This was the Question that was posed by the Australian Recreational Fishing Foundation (ARFF), in a press release following the most recent dolphin death associated with Dirk’s (aka Geelong Star) recent fishing trip. The Geelong Star now has nine dolphin deaths reported since it started fishing in April this year.
The Australian Fisheries Management Authority (AFMA) imposed strict regulations on the operations of the Geelong Star following the previous dolphin deaths, including new dolphin excluder devices, a ban on night fishing and six month bans on fishing zones where there has been a dolphin death reported.
Under the new strict fishing regulations, the most recent dolphin death will see the Geelong Star banned from fishing a zone from Sydney to Flinders Island for six months.
So what does this mean for recreational fishers?
In a nutshell it means the Geelong Star continues to fish but in a restricted number of zones over the next six months or until another dolphin interaction occurs. We understand that it is likely that the vessel will concentrate its efforts around Tasmania, as this is where there is a greater concentration of small pelagics this time of year.
So under these new one strike and your are out policy every time it kills a dolphin and is restricted from fishing that zone, its fishing effort is concentrated across the fishing remaining zones – for the six month ban period. As it is banned from areas the pressure on the remaining areas increases.

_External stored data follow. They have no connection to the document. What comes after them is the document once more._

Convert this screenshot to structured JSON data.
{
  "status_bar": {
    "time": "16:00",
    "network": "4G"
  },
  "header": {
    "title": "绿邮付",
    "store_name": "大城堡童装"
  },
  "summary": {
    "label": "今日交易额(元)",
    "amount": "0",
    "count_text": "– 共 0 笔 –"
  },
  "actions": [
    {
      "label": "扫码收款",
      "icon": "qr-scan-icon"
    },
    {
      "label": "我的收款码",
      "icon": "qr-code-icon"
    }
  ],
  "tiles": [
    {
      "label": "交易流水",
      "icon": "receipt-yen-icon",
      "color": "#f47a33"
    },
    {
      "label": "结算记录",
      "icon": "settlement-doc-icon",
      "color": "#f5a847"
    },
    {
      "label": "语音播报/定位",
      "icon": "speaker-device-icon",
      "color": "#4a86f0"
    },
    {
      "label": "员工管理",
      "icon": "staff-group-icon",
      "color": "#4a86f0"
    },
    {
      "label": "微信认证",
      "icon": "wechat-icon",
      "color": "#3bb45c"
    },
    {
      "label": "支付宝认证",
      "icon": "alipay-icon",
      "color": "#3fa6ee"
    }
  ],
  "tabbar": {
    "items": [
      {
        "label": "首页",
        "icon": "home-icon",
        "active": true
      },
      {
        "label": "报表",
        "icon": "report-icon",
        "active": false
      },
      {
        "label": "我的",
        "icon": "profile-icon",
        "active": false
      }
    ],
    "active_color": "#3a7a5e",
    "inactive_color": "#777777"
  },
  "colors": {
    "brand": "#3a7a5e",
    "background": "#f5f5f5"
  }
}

In a worst-case scenario, if it kills six dolphins – and is banned from six zones it will concentrate all its fishing efforts on one zone. This raises questions about the sustainability of the fishery under this scenario.
If it kills a seventh dolphin it will be banned from fishing the entire fishery for six months. So in other words – seven strikes and Dirk is sidelined from fishing altogether for up to six months.
The most recent dolphin death raises some serious questions, not only about the effectiveness of the Dolphin excluder devices used by the vessel but also about the management of the fishery. In its press release the ARFF raises a couple of these questions of Government.
What are the Government’s plans to ensure fishing pressure is sustainable in these remaining areas and what is being done to minimise the impacts on recreational fishers and the communities that support them?
Is industrial scale commercial fishing is the highest value use for the small pelagic fishery?
We expect these questions will again remain unanswered. What’s your view?